マエストロとマネージャーと恋と嫉妬と
「、え……っと……。」

「……どうでした?」

言葉が浮かばない。

「私の、……ピアノ。」

そんなすがる様な眼差しで見つめられては、益々言葉が浮かばなくなってくる。

言えば良いのだ。

残念だけど、何でも吸収できる年代は過ぎて、ある程度固まってしまっている今の年齢では、
才能も可能性も伸びていくとは思えない、と。
そうはっきり指摘して、諦めて僕のマネージャーを続けてくれるよう頼めば良いのだ。
奏ちゃんには、ひどく酷な事だけれどもー、


「ーーーー。

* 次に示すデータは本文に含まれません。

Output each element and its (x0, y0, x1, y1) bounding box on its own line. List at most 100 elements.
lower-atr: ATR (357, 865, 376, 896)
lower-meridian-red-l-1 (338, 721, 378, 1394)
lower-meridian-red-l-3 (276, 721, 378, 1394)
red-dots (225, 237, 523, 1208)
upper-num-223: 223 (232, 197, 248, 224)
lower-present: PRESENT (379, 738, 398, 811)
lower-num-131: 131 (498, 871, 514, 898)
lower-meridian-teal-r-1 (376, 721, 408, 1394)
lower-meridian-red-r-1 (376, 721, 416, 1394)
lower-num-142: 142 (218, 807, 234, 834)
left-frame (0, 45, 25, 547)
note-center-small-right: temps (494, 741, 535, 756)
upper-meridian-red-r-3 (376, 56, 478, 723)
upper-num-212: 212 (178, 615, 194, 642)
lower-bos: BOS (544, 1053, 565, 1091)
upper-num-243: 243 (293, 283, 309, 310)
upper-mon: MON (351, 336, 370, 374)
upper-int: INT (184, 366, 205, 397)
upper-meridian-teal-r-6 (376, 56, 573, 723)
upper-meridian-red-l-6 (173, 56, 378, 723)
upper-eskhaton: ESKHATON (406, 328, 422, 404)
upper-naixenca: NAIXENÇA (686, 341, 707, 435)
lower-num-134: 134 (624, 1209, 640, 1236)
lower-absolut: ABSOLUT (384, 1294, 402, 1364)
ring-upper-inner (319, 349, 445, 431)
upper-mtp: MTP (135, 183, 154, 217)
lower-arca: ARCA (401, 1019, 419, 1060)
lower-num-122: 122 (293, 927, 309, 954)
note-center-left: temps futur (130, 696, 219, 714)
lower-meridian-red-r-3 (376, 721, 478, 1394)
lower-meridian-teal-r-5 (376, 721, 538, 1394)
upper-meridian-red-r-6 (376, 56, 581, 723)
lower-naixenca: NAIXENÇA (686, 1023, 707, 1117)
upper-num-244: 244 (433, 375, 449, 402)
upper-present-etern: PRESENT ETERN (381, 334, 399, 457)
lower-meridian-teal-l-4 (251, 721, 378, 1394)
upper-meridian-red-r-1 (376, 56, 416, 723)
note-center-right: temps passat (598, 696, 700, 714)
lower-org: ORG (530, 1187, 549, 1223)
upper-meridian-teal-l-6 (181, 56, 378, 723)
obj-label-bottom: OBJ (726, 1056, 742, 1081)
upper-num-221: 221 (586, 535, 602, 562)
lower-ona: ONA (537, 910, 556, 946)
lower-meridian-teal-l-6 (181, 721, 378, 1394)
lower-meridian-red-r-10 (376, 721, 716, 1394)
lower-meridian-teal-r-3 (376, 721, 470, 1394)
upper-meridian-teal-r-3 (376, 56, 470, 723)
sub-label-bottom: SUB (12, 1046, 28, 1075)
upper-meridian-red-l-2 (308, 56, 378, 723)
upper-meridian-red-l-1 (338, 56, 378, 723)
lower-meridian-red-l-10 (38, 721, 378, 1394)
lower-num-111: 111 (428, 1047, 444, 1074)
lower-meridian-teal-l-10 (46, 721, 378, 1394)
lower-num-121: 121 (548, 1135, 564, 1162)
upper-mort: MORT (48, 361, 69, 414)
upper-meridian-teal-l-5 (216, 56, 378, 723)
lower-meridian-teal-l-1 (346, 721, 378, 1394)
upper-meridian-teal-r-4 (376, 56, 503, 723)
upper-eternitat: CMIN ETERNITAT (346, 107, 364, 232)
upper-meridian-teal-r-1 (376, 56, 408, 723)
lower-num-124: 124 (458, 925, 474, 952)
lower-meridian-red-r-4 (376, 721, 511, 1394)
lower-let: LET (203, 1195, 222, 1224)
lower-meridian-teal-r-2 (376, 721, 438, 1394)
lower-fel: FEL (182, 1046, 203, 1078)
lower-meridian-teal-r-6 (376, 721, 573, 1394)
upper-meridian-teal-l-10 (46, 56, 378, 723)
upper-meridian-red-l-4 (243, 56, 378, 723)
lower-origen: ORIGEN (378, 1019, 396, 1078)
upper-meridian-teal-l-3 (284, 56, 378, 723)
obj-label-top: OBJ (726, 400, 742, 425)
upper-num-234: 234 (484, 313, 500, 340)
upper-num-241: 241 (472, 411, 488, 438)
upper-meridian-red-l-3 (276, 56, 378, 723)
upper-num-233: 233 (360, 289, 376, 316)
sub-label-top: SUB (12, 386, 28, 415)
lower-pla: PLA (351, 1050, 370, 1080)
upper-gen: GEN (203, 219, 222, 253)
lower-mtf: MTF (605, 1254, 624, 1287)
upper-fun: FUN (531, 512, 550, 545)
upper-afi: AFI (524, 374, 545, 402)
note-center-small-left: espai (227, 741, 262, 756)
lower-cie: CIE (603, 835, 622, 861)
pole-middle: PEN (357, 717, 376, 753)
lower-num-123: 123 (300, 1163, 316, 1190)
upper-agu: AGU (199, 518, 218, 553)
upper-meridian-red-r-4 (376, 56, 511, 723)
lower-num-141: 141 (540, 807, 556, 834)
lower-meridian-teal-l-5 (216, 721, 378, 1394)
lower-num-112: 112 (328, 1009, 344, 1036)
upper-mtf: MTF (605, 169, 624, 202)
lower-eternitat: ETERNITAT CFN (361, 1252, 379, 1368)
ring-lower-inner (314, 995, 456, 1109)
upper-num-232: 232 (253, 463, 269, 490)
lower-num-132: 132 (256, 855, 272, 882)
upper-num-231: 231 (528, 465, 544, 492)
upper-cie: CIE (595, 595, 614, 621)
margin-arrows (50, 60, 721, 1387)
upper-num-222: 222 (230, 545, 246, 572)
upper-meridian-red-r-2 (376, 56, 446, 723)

」

言えるわけがない。


「……ホントですか?!」

えっ?

い、今、僕何て言った?と言うか言葉を発したという自覚すら無いんだけど……。

ヤバい!

「わ、悪くないって、一応自信を持って良い
って事ですよね。」

ちょうポジティブ!!……じゃなくて!
流されて僕は、そんな事口を滑らせたらしい。

「私、頑張ります!推薦して下さったマエス
トロの為にも!」

益々ヤバい。そう言えば、そんな約束したんだった。音楽監督のフレールさんに推薦するっていう……。

何だか、綸言汗の如しの様相を呈してきた。
僕の額や手のひらにはじっとりと汗がにじんできていたのだ。


でも、後悔はしていない。
何故なら、奏ちゃんは嬉しさの余り僕に抱きついてきたからだ。
流れのままちゅうも出来るかもしれない。

僕は下心満々で奏ちゃんの耳から頬にかけて手を滑らせ、おとがいを上に向けようとした。